To preface...I feel very unqualified to write about my experience or about Ecuador. Like a mouse in the middle of a maze, I can´t see the big picture right now, and things are always clearer in retrospect. So por favor take everything I say with a grain of salt - my thoughts today might contradict my thoughts tomorrow.

So, from day one in Ecuador everyone has said "poco a poco," and it´s really the case. Little by little I´m getting accustomed to life here and learning things. And, like Dean Brackley says in his book The Call to Discernment in Troubled Times, "We need different types of nourishment at different points of our journey." As much as I want to know and understand everything right now, it would be paralyzing and I wouldnt know what to do with it all. There have been plenty of challenges during these first 2 1/2 months, but in the midst of these have been countless blessings. We really feel the love coming in from family and friends and people who care about the program, so thank you.

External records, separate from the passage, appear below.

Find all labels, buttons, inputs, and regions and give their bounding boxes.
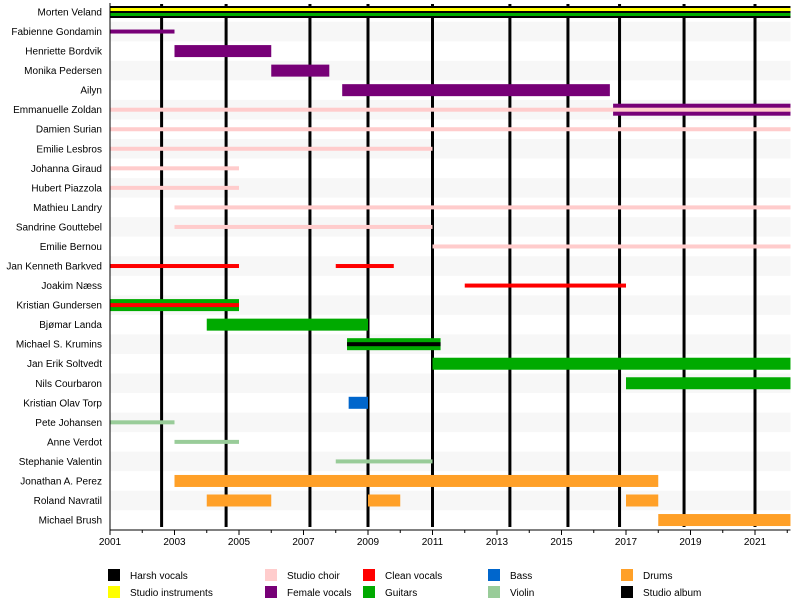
member-name: Roland Navratil: [34, 496, 102, 507]
member-name: Michael S. Krumins: [16, 340, 102, 351]
legend-label-studio: Studio instruments: [130, 588, 213, 599]
x-tick-label: 2003: [163, 537, 186, 548]
member-name: Pete Johansen: [35, 418, 102, 429]
bar-drums: [174, 474, 659, 487]
legend-label-clean: Clean vocals: [385, 571, 442, 582]
bar-drums: [368, 494, 401, 507]
bar-choir: [110, 166, 239, 171]
member-name: Mathieu Landry: [33, 203, 102, 214]
bar-clean: [110, 264, 239, 269]
legend-label-album: Studio album: [643, 588, 701, 599]
x-tick-label: 2017: [615, 537, 638, 548]
x-tick-label: 2009: [357, 537, 380, 548]
bar-studio: [110, 8, 791, 11]
legend-label-drums: Drums: [643, 571, 672, 582]
bar-drums: [626, 494, 659, 507]
x-tick-label: 2011: [422, 537, 444, 548]
bar-female: [174, 45, 272, 58]
bar-clean: [110, 303, 239, 308]
bar-harsh: [110, 6, 791, 18]
member-name: Fabienne Gondamin: [11, 27, 102, 38]
member-name: Damien Surian: [36, 125, 102, 136]
x-tick-label: 2001: [99, 537, 122, 548]
x-tick-label: 2021: [744, 537, 767, 548]
legend-swatch-violin: [488, 586, 500, 598]
legend-label-female: Female vocals: [287, 588, 351, 599]
member-name: Johanna Giraud: [31, 164, 102, 175]
bar-harsh: [347, 342, 441, 347]
bar-guitars: [432, 357, 791, 370]
legend-swatch-drums: [621, 569, 633, 581]
member-name: Hubert Piazzola: [31, 183, 102, 194]
x-tick-label: 2013: [486, 537, 509, 548]
bar-choir: [110, 107, 791, 112]
bar-female: [110, 29, 175, 34]
row-background: [110, 60, 791, 81]
legend-label-choir: Studio choir: [287, 571, 340, 582]
row-background: [110, 451, 791, 472]
member-name: Emilie Lesbros: [36, 144, 102, 155]
legend-label-bass: Bass: [510, 571, 532, 582]
legend-swatch-female: [265, 586, 277, 598]
member-name: Kristian Olav Torp: [23, 398, 102, 409]
bar-clean: [464, 283, 626, 288]
bar-clean: [335, 264, 394, 269]
member-name: Stephanie Valentin: [19, 457, 102, 468]
legend-label-guitars: Guitars: [385, 588, 417, 599]
member-name: Henriette Bordvik: [25, 47, 103, 58]
member-name: Jan Kenneth Barkved: [6, 262, 102, 273]
legend-label-violin: Violin: [510, 588, 534, 599]
bar-guitars: [110, 13, 791, 16]
member-name: Jan Erik Soltvedt: [27, 359, 102, 370]
member-name: Emilie Bernou: [40, 242, 102, 253]
member-name: Ailyn: [80, 86, 102, 97]
bar-guitars: [206, 318, 368, 331]
member-name: Sandrine Gouttebel: [16, 222, 102, 233]
bar-female: [271, 64, 330, 77]
member-name: Bjømar Landa: [39, 320, 102, 331]
x-tick-label: 2015: [550, 537, 573, 548]
bar-guitars: [626, 377, 791, 390]
bar-female: [342, 84, 610, 97]
legend-swatch-album: [621, 586, 633, 598]
row-background: [110, 334, 791, 354]
bar-violin: [110, 420, 175, 425]
member-name: Michael Brush: [39, 516, 102, 527]
legend-swatch-studio: [108, 586, 120, 598]
member-name: Emmanuelle Zoldan: [13, 105, 102, 116]
legend-swatch-clean: [363, 569, 375, 581]
legend-swatch-harsh: [108, 569, 120, 581]
member-name: Anne Verdot: [47, 437, 102, 448]
member-name: Joakim Næss: [41, 281, 102, 292]
member-name: Morten Veland: [38, 8, 103, 19]
member-name: Jonathan A. Perez: [20, 476, 102, 487]
legend-swatch-guitars: [363, 586, 375, 598]
bar-choir: [174, 205, 791, 210]
bar-violin: [335, 459, 433, 464]
x-tick-label: 2005: [228, 537, 251, 548]
row-background: [110, 412, 791, 433]
bar-violin: [174, 439, 239, 444]
bar-choir: [174, 224, 433, 229]
bar-choir: [110, 127, 791, 132]
member-name: Nils Courbaron: [35, 379, 102, 390]
member-name: Monika Pedersen: [24, 66, 102, 77]
x-tick-label: 2007: [292, 537, 315, 548]
bar-bass: [348, 396, 368, 409]
legend-swatch-bass: [488, 569, 500, 581]
row-background: [110, 21, 791, 42]
legend-label-harsh: Harsh vocals: [130, 571, 188, 582]
bar-drums: [658, 514, 791, 527]
bar-drums: [206, 494, 272, 507]
bar-choir: [110, 146, 433, 151]
legend-swatch-choir: [265, 569, 277, 581]
member-name: Kristian Gundersen: [16, 301, 102, 312]
bar-choir: [110, 185, 239, 190]
x-tick-label: 2019: [679, 537, 702, 548]
bar-choir: [432, 244, 791, 249]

So, some blessings... Yesterday I got to watch our neighbor Freddy play checkers with one of the college visitors. He won 4 games in a row, but i helps that he´s the ony one that knows the Ecuadorian variation on rules. Another blessing is praying with my housemates every morning and night in our "upper room," as Alison called it. I love attending the base Christian community meetings, and I want to share them with you (at the risk of glamorizing poverty, which I certainly don´t want to do). The first time I went to a meeting, we sat outside the woman´s house who was hosting it because her house was too small to have the meeting inside. We were told that the woman has a small home but a huge heart, and I am sure it´s true. But it was pretty amazing and surreal to be sitting in a chair on a dirt road in Duran, Ecuador underneath the moonlight, coming before God together in such a basic way, singing and praying to the God of us all. I can´t begin to fully understand poverty or the Ecuadorian political or economic system or what life is truly like for the people we gather with every Friday night, but I know I´m thankful they are willing to share it with me. I´m learning about selflessness and generosity, humility and pride, suffering and joy, and bearing one another´s burdens.

As the time ticks on, I am trying to understand the very central significance of love and to understand how to love more fully. Brackley also writes in his book, "Dorothy Day used to quote Dotoyevsky, saying, ´Love in practice is a harsh and dreadful thing compared to love in dreams.´ Above all, love demands sacrifice, and we are slow to sign up for that."

Sacrifice requires leaps - we gotta jump in or otherwise we´ll never get around to it. I still remember when I visited Ecuador last year and Pat told us to live radically, don´t just live any old life. People will not be fed and have their basic needs met if we all live any old life. So now what? We keep searching and putting our experiences into perspective and determining what these experiences mean for us, each of us, regardless of where we are in the world.